13.2. Unsupervised learning#

To start this section off, let’s recreate our example data that we were using in Section 6.1:

from graspologic.simulations import sbm
from graspologic.embed import AdjacencySpectralEmbed as ASE
import numpy as np

ns = [50, 40, 30]
B = [[0.6, 0.2, 0.2],
     [0.2, 0.6, 0.2],
     [0.2, 0.2, 0.6]]

np.random.seed(1234)
A = sbm(n=ns, p = B)

# the true community labels
z = [0 for i in range(0,ns[0])] + [1 for i in range(0, ns[1])] + [2 for i in range(0, ns[2])]
Xhat = ASE(n_components=3).fit(A).latent_left_
from graphbook_code import draw_multiplot, cmaps
draw_multiplot(A, xticklabels=10, yticklabels=10, title="A, Simulated $SBM_{100}( \\vec z, B)$");
../../_images/unsupervised_2_0.png

13.2.1. \(k\)-means clustering#

To learn about these blobs, or more specifically, clusters in your dataset, you need a technique which will do the following:

  • Given: Estimates of latent positions, \(\vec x_i\), for each node \(i\) from \(1\) to \(n\), and a number of clusters to search for, \(K\).

  • Output: Predicted labels \(z_i\) for each node \(i\) from \(1\) to \(n\).

The way you will do this is using an unsupervised clustering technique known as -means clustering. Unsupervised learning is the process of learning latent (unknown ahead of time) structure from a dataset. Our problem is unsupervised here because you do not give the algorithm any information as to the structure of which nodes are in which communities.

Through \(k\)-means, you try to find reasonable guesses at the “centers” of the blobs of latent structure in the dataset, and then find the closest center to a given point to predict a community label. You predict that the label of the point is the center which it is closest to. To do this, you first need a definition of close. Throughout this book, we’ve already come across one such definition which will do just fine for now: the Euclidean distance. Remember that the Euclidean distance between two points \(\vec x_i\) and \(\vec x_j\) which each have \(d\)-total dimensions is the quantity:

\[\begin{align*} ||\vec x_i - \vec x_j||_2 &= \sqrt{\sum_{l = 1}^d (x_{il} - x_{jl})^2} \end{align*}\]
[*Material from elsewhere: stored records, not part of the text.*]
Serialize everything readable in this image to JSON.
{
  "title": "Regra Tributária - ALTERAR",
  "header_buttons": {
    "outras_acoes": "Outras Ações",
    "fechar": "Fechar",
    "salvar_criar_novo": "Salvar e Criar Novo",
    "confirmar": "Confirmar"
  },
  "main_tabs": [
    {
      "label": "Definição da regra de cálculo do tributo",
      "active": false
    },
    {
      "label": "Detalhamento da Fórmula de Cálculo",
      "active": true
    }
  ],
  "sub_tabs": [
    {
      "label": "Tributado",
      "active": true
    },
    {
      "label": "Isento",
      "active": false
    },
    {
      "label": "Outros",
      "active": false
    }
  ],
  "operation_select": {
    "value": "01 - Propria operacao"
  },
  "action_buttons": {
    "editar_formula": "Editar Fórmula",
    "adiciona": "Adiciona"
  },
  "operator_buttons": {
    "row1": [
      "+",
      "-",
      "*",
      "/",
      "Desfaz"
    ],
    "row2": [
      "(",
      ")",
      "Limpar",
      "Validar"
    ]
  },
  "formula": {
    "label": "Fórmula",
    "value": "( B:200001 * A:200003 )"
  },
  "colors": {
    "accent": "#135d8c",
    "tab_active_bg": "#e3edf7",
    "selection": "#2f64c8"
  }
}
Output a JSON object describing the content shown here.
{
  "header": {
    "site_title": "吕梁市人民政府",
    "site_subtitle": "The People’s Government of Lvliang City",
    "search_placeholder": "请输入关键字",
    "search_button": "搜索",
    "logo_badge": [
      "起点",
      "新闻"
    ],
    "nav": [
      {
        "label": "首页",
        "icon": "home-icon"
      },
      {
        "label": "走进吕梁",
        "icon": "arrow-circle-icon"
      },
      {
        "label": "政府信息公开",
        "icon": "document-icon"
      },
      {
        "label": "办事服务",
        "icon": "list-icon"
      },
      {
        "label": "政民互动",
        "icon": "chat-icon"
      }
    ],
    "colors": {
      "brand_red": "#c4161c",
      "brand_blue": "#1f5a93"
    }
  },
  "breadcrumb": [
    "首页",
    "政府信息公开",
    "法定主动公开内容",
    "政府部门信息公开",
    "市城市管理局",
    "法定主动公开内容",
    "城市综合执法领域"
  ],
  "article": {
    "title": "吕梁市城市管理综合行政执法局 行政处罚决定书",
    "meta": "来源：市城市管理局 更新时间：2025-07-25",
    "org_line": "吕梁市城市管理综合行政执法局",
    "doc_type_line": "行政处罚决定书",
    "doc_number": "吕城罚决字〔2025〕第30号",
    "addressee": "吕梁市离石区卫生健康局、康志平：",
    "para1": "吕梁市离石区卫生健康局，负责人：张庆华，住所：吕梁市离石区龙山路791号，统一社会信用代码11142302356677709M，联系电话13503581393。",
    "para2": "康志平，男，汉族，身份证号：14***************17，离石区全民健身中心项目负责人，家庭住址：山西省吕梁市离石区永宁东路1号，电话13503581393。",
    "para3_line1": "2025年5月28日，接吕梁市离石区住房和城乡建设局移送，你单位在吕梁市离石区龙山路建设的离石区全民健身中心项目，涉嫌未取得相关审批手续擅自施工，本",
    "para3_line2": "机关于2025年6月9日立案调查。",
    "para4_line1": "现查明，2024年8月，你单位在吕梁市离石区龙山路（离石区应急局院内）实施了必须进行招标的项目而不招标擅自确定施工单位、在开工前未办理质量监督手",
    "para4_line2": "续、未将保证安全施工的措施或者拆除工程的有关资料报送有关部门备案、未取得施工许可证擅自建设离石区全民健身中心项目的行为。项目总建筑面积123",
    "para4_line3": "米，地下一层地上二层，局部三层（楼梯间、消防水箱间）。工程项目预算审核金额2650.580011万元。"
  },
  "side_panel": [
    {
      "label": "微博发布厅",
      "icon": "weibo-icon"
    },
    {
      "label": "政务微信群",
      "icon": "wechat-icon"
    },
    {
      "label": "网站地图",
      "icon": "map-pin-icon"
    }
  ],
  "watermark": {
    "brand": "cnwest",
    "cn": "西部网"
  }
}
To illustrate what’s happening graphically, we’re going to take a look at a pairsplot of the second and third dimensions, and work through one loop of the \(k\)-means algorithm. The second and third dimensions look like this:

from pandas import DataFrame
import seaborn as sns
import matplotlib.pyplot as plt

data = DataFrame({"Dimension 2" : Xhat[:,1], "Dimension 3" : Xhat[:,2]})
palette = {"0" : "blue", "1": "green", "2": "red"}
fig, ax = plt.subplots(1, 1, figsize=(6, 4))
sns.scatterplot(data=data, x="Dimension 2", y="Dimension 3", color="gray", ax=ax)
ax.set_title("Estimates of latent positions");
../../_images/unsupervised_4_0.png

To perform \(k\)-means, you need a “starting point” for the centers you will attempt to identify. There are some strategies for doing this strategically (sklearn, for instance, uses one called kmeans++, which you can read about on wikipedia), but for our purposes we’re going to put your centers in basically the worst possible locations: we’ll put them smack dab in the middle of nowhere on your graph. This is problematic for \(k\)-means because of how the “update” step works, but as we’ll see in a few minutes, this really isn’t going to matter in practice for us:

centers = np.array([[.5, .5], [-0.05, 0.05], [-0.05, -0.05]])
datcenters = DataFrame({"Dimension 2": centers[:,0], "Dimension 3": centers[:,1], "Cluster": ["0", "1","2"]})
fig, ax = plt.subplots(1, 1, figsize=(6, 4))
sns.scatterplot(data=data, x="Dimension 2", y="Dimension 3", color="gray", ax=ax)
sns.scatterplot(data=datcenters, x="Dimension 2", y="Dimension 3", hue="Cluster",
                palette=palette, ax=ax, s=200)
ax.set_title("Estimates of latent positions with initialized centers");
../../_images/unsupervised_6_0.png

Next, what you do is you identify which points are “closest” to which cluster center. You do this by computing the distance between each estimate of a latent position and the three centers, and then decide which is the smallest. In the below plot, we recolor each gray point based on which of the centers it is closest to. This is called the points assignment to a particular cluster:

from scipy.spatial import distance_matrix
distances = distance_matrix(Xhat[:,1:3], centers)
assignment = np.argmin(distances, axis=1)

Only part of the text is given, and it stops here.